“And as the ax bites into the wood, be comforted in the fact that the ache in your heart and the confusion in your soul means that you are still alive, still human, and still open to the beauty of the world, even though you have done nothing to deserve it. And when you resent the ache in your heart, remember: You will be dead and buried soon enough.”
-Paul Harding, Tinkers
Eight days before his death, George Washington Crosby begins to hallucinate as he rests in the hospital bed set up for him in his own living room, amongst all the material objects and family he has acquired in his long life. He thinks about the house that he built himself crashing down upon him where he is paralyzed by the dying process; he hears things that his family whispers in other rooms; he recounts times and places of his childhood; he remembers the workings of various clocks he fixed over the years. George Crosby lies dying, and he remembers his father. He thinks of his parents, their marriage, his mother’s unhappiness, and his own father’s illness and heartache at a young age.

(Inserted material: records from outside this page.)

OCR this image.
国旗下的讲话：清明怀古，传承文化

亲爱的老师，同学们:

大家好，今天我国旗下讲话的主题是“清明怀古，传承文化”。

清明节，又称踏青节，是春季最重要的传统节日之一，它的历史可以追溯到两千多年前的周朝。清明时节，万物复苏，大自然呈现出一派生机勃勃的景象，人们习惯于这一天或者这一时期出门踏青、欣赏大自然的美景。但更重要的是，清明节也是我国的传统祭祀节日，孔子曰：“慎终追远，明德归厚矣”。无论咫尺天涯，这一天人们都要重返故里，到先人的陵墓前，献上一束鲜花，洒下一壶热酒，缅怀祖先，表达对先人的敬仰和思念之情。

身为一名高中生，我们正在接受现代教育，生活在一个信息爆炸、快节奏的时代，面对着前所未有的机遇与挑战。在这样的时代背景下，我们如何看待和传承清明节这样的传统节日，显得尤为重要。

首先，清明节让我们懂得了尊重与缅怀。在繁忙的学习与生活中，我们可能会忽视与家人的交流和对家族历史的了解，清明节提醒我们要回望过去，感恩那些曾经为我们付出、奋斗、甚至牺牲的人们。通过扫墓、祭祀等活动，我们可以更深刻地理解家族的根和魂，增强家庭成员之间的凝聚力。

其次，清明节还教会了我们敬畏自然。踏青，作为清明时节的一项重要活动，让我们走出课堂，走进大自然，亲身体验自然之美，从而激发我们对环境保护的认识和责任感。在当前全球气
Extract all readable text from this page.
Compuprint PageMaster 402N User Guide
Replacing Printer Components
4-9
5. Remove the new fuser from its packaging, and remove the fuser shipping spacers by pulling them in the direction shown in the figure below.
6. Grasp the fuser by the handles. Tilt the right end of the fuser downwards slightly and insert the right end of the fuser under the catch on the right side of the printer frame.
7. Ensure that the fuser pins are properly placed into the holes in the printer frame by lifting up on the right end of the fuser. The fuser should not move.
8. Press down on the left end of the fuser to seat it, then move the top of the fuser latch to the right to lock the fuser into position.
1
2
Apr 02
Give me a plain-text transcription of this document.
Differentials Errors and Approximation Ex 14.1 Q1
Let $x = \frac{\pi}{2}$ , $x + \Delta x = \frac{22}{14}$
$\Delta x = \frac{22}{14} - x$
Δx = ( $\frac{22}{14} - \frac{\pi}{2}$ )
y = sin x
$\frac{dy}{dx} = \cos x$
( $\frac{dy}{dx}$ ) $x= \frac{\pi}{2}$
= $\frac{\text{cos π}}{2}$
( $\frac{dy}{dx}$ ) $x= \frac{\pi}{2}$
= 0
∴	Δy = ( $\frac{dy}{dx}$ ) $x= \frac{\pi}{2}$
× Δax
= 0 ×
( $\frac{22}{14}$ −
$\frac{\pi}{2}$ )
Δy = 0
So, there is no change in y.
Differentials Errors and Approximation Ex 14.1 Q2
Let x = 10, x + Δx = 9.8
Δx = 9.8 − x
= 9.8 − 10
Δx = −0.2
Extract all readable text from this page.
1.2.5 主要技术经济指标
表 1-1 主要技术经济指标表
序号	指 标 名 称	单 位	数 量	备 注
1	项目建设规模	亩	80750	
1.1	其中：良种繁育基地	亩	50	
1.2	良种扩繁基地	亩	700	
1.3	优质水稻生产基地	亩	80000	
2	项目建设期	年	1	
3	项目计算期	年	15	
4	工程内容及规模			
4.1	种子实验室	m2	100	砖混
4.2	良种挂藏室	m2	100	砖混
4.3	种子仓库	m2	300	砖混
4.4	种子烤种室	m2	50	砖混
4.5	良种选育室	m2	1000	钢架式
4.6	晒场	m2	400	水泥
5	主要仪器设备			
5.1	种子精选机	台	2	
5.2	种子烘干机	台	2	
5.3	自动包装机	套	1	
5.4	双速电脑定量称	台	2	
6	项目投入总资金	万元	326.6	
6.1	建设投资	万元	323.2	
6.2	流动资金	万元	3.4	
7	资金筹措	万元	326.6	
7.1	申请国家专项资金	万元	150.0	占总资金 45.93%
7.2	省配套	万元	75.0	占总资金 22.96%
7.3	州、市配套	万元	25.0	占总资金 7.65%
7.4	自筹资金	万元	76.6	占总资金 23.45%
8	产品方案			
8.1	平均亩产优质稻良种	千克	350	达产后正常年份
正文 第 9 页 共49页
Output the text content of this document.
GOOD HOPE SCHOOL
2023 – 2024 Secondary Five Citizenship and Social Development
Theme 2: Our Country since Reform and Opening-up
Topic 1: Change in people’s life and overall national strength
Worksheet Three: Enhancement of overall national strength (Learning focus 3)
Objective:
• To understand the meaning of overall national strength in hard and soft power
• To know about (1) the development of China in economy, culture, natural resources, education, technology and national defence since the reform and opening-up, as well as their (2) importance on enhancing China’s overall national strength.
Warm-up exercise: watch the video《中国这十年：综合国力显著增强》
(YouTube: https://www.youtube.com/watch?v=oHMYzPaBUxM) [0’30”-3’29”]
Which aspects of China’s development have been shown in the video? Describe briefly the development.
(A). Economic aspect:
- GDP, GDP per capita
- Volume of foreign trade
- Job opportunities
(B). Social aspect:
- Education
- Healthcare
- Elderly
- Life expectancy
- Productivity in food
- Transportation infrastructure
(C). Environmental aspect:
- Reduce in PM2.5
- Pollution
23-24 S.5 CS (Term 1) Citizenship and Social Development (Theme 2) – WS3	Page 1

Paul Harding’s 2010 Pulitzer Prize winning novel, Tinkers, explores the chasm between life and death. Harding reaches into the soul of a dying man to show us the intricacies of life, love, family, and time. Through memories of his own, and of his father, George Crosby straddles the line of the living and brings us into the world of a man whose last hours are spent recalling the repressed and unsaid throughout lives and generations. We are privy to memories of people and places that can only be brought out when time is slipping from the grasp of the hands of the living.
Harding’s writing style is not for the casual reader. This challenging novel may require you to pull out the dictionary, or revert back to your analytical English class days. Worth the read and the thought; a journey through the metaphysical fade-out of life.